The code is python 2 and python 3 compatible. First download and install the nomadcore package:

git clone https://gitlab.mpcdf.mpg.de/nomad-lab/python-common.git
cd python-common
pip install -r requirements.txt
pip install -e .

Then download the metainfo definitions to the same folder where the 'python-common' repository was cloned:

git clone https://gitlab.mpcdf.mpg.de/nomad-lab/nomad-meta-info.git

Finally download and install the parser:

git clone https://gitlab.mpcdf.mpg.de/nomad-lab/parser-cp2k.git
cd parser-cp2k
pip install -e .

Notes

The parser is based on CP2K 2.6.2.

The CP2K input setting PRINT_LEVEL controls the amount of details that are outputted during the calculation. The higher this setting is, the more can be parsed from the upload.

The parser will try to find the paths to all the input and output files, but if they are located very deep inside some folder structure or outside the folder where the output file is, the parser will not be able to locate them. For this reason it is recommended to keep the upload structure as flat as possible.

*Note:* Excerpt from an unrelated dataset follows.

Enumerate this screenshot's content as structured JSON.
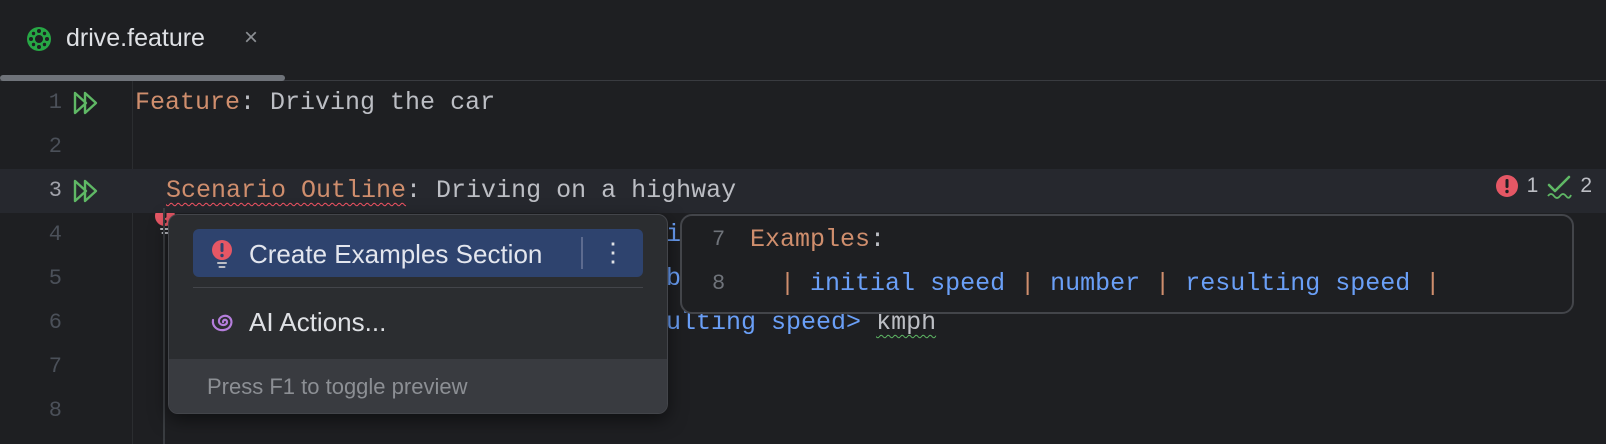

Here is a list of features/fixes that would make the parsing of CP2K results easier:

  • The pdb trajectory output doesn't seem to conform to the actual standard as the different configurations are separated by the END keyword which is supposed to be written only once in the file. The format specification states that different configurations should start with MODEL and end with ENDMDL tags.
  • The output file should contain the paths/filenames of different input and output files that are accessed during the program run. This data is already available for some files (input file, most files produced by MD), but many are not mentioned.